Husband very attached to his garden so after much discussion we decided to live with some holes but we rolled up our beautiful Chinese silk carpets and headed off to collect Didi – or Delightful Didi as we now call her. At seven months she’s still very much a puppy and quite a handful but has fitted into our home so easily.
Not once has she messed in the house, she loves being out on walks and hassles our aged golden lab only a few times a day. Not one hole in the garden. So many people get a puppy when they have children – and usually a Labrador because everyone says labs are perfect with children.
Yes they are but they still need huge amounts of attention, love, training and time. Puppies nip, they jump, they shove – they are puppies after all! We’ve never had kids and I can assure you if I had I would not have a puppy if the kids were young. Just too much work.
Even with two adults in the house we’ve hired a dog walker for those days where we can’t exercise her enough – and hired a dog trainer to make sure we’re on the right track – and she’s with us all the time when we’re home. Locking her out just makes things so much worse. But if you have the time and the energy they’re worth every second of love, loyalty and affection.
Although I had doubts when I was stretched out on the couch watching TV and a very wet, gobby ball was shoved against my cheek the other night.

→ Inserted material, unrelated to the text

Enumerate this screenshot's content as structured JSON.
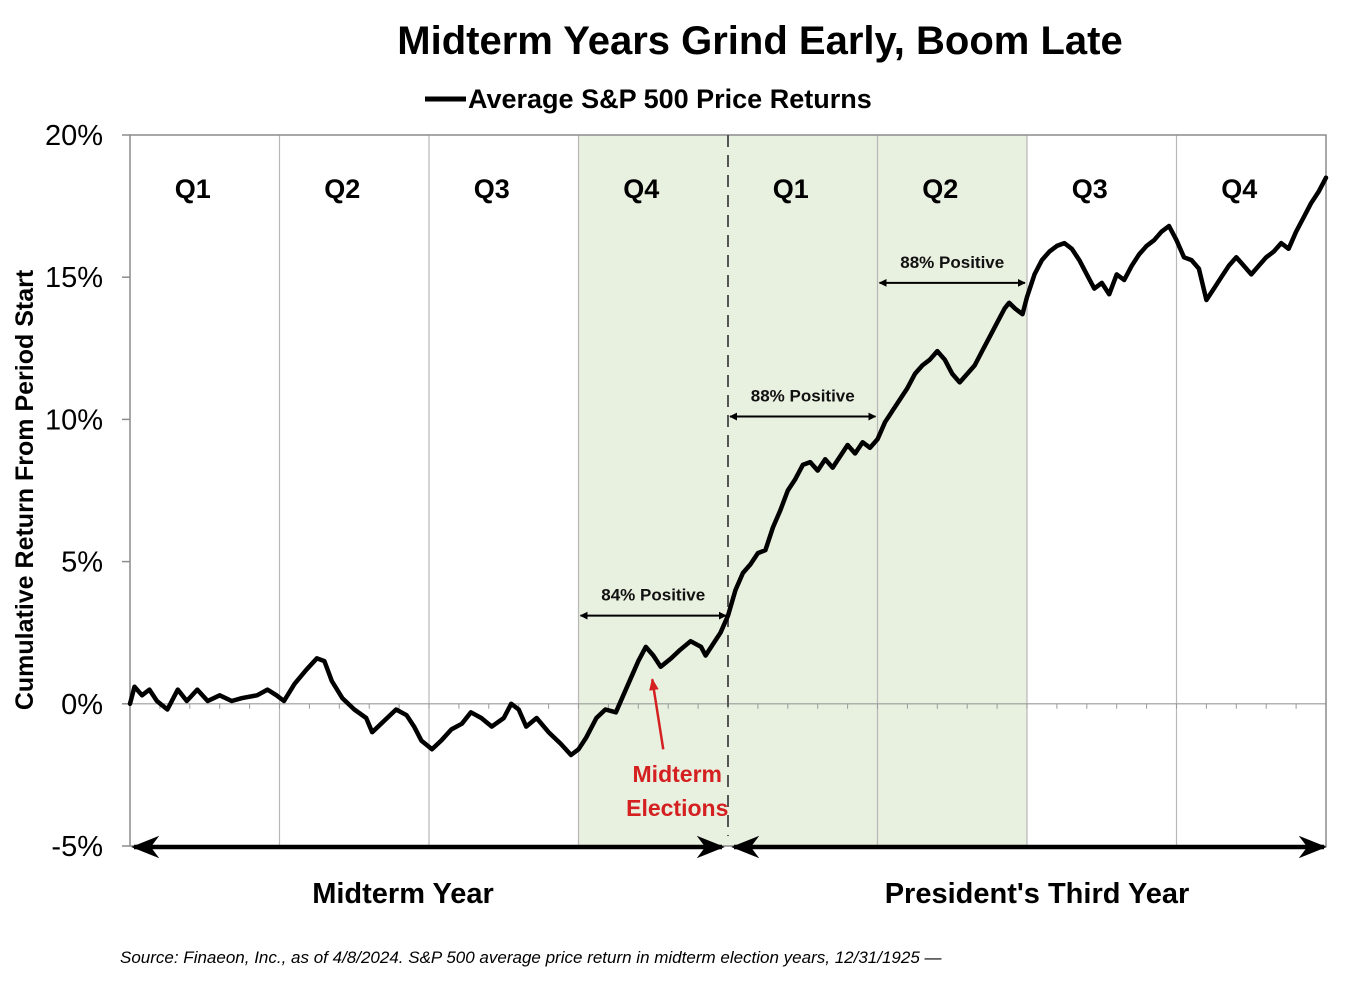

Our days of peace are over for now.
From the 7th floor:
Things were tense on our floor this week. We’d lined up Advocate Barbie’s mom to speak exclusively straight after sentencing. But things took a lot longer at the court than anticipated. And of course they broke for lunch. Then Barbie was hauled off to jail and her mother collapsed, unable to speak to our journalist.
The first four pages in our mag were empty and waiting, we were waiting, the clock was ticking. We had no other option for a strong lead story. They weren’t answering their cellphones. Our journalist and photographer were pacing.
At the 11th hour we got our time with Cezanne Visser’s mother. Exhausted, drained and emotional she told us her story. We held the presses, we sent the cover to print seven hours later than usual and the staff signed off the final pages well after midnight.
But we did it – we got the story that everyone wants to read. Nadia, our news editor, aged visibly during the course of the day. She was close to tears, then overjoyed, as she announced the time and place we could finally do the interview. Our plan B could be shelved.